Published: January 8, 2013 doi: 10.3791/4160
Automatic Translation
1, 1, 1, 1
1Department of Mechanical, Aerospace, and Nuclear Engineering, Rensselaer Polytechnic Institute

Summary

Die Demonstration der kleinen und Weitwinkel-Röntgenstreuung (SWAXS) Verfahren hat sich in der Studie von biologischen Makromolekülen instrumental. Durch die Verwendung der Instrumente und Verfahren der spezifische Winkel Methoden und Zubereitung, zeigt die experimentellen Daten der SWAXS die atomare und nanoskalige Charakterisierung von Makromolekülen.

Abstract

In diesem Papier wird Klein-und Weitwinkel-X-ray Scattering (SWAXS) Analyse von Makromolekülen durch Experimentieren unter Beweis gestellt. SWAXS ist eine Technik, bei der Röntgenstrahlen elastisch durch eine inhomogene Probe im nm-Bereich bei kleinen Winkeln (typischerweise 0,1 - 5 °) verteilt sind und große Winkel (typischerweise> 5 °). Diese Technik liefert Informationen über die Form, Größe und Verteilung der Makromoleküle charakteristischen Abstände der teilweise geordneten Materialien, Porengrößen und Oberflächen-zu-Volumen-Verhältnis. Small Angle X-ray Scattering (SAXS) fähig ist, liefert strukturelle Informationen von Makromolekülen zwischen 1 und 200 nm, wohingegen Weitwinkel Röntgenkleinwinkelstreuung (WAXS) kann auch kleinere Bragg Abstands von Samples zwischen 0,33 nm und 0,49 nm aufzulösen basierend auf dem spezifischen System-Setup und Detektor. Der Abstand wird vom Braggschen bestimmt und hängt von der Wellenlänge und Einfallswinkel.

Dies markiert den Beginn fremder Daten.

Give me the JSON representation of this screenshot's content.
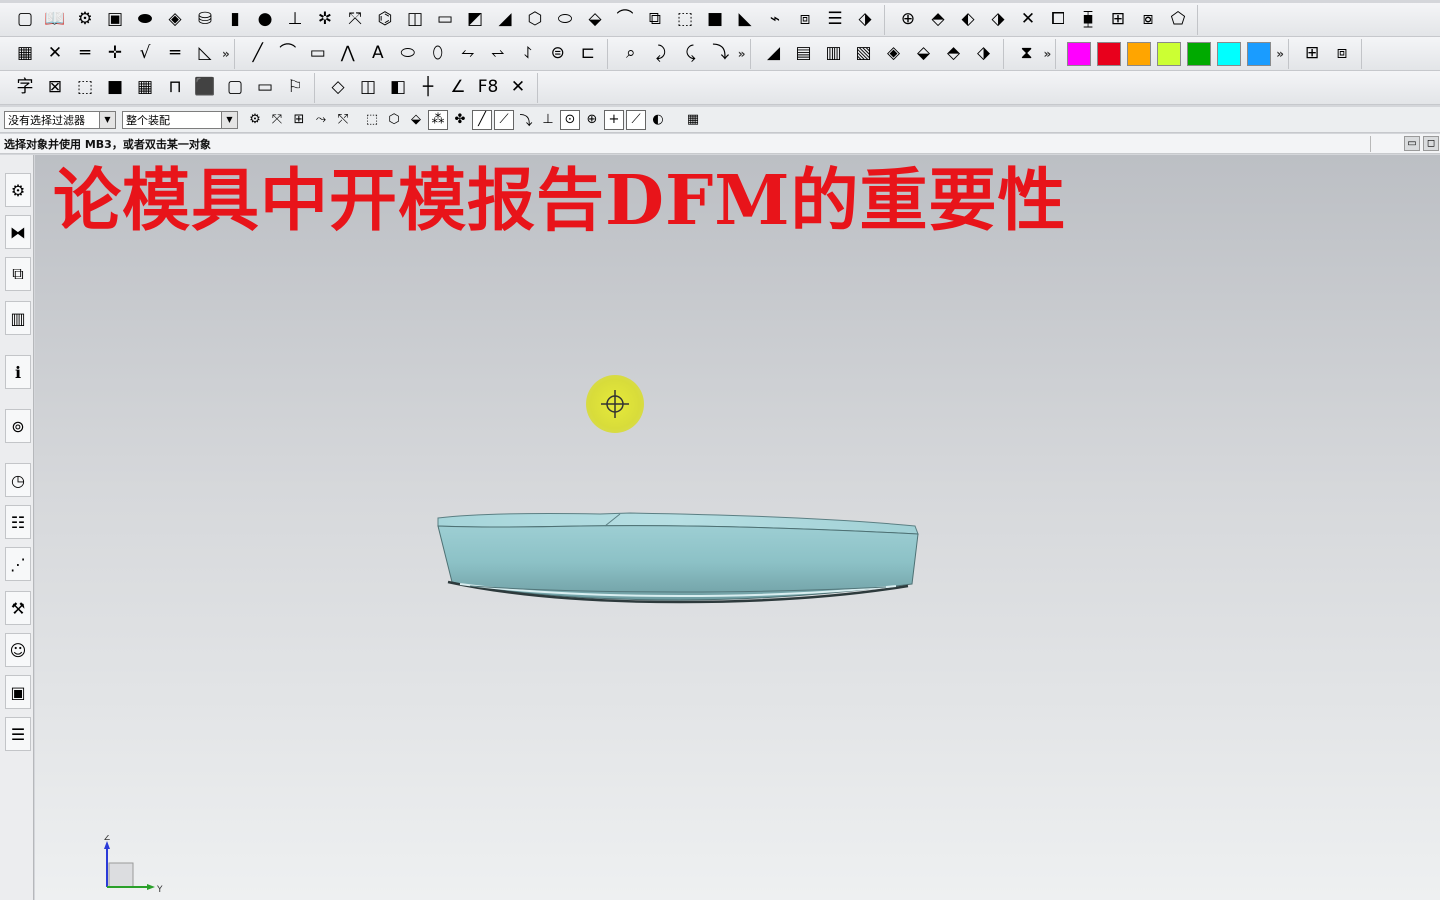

In einer SWAXS Experiment können die Materialien festoder flüssig sein und darf feste, flüssige oder gasförmige Domänen (sogenannte Teilchen) aus dem gleichen oder einem anderen Material in einer beliebigen Kombination. SWAXS Anwendungen sind sehr breit und umfassen Kolloiden aller Art: Metalle, Verbundwerkstoffe, Zement, Öl, Polymere, Kunststoffe, Proteine, Lebensmittel und Pharmazeutika. Für feste Proben wird die Dicke auf ungefähr 5 mm begrenzt.

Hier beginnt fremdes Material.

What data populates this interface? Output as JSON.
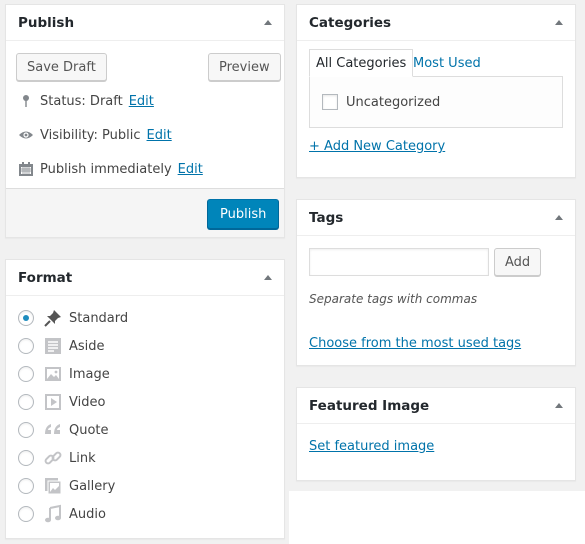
{
  "publish": {
    "title": "Publish",
    "save_draft": "Save Draft",
    "preview": "Preview",
    "status_label": "Status: Draft",
    "visibility_label": "Visibility: Public",
    "schedule_label": "Publish immediately",
    "edit": "Edit",
    "publish_button": "Publish"
  },
  "format": {
    "title": "Format",
    "options": [
      "Standard",
      "Aside",
      "Image",
      "Video",
      "Quote",
      "Link",
      "Gallery",
      "Audio"
    ],
    "selected": "Standard"
  },
  "categories": {
    "title": "Categories",
    "tabs": [
      "All Categories",
      "Most Used"
    ],
    "items": [
      "Uncategorized"
    ],
    "add_new": "+ Add New Category"
  },
  "tags": {
    "title": "Tags",
    "add_button": "Add",
    "hint": "Separate tags with commas",
    "choose_link": "Choose from the most used tags"
  },
  "featured_image": {
    "title": "Featured Image",
    "set_link": "Set featured image"
  },
  "colors": {
    "primary": "#0085ba",
    "link": "#0073aa",
    "background": "#f1f1f1"
  }
}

Die Verwendung von einem Labor-basierte SWAXS Instrument wird in diesem Papier beschrieben. Mit der verfügbaren Software (zB GNOM-ATSAS 2,3 Paket von D. Svergun EMBL-Hamburg und EasySWAXS Software) für die SWAXS System kann ein Experiment durchgeführt, um bestimmte Parameter von Interesse für die gegebene Probe zu bestimmen. Ein Beispiel für ein biologisches Makromolekül Experiment ist die Analyse von 2 Gew.% Lysozym in einer auf Wasser basierenden wässrigen Puffer, der gewählt werden kann und hergestellt durch zahlreiche Methoden. Die Vorbereitung der Probe folgt den Richtlinien unten in der Vorbereitung der Probe Abschnitt. Durch SWAXS Experimentieren,Wichtige Strukturparameter von Lysozym, zB der Gyrationsradius, analysiert werden.

Protocol

Ein. Vorbereitung der Probe

  1. Mit einer Nadel, einen Teil der Probe aus dem Probenbehälter zu entfernen. *
  2. Verwenden Sie die Nadel in die Kapillare zu füllen (maximaler Durchmesser von 2,2 mm) mit der Probe. Die Kapillare muss zwischen 2 und 3 cm vom unteren Rand gefüllt.
  3. Schließen Sie die Kapillare durch schmelzendes Wachs auf seiner Spitze.
  4. Lösen Sie das Vakuum Probenhalter aus dem System.
  5. Nehmen Sie die Kapillare durch das geschmolzene Ende (Wachs Ende) und legen Sie die un-fusionierten Ende in den Probenhalter.
  6. Setzen Sie den Halter wieder in das System und festschrauben.

* Feste Proben (einschließlich Pulverproben) direkt in den Probenhalter (keine Kapillarwirkung erforderlich) abgegeben werden, während flüssige Proben in einer Kapillare gestellt werden müssen.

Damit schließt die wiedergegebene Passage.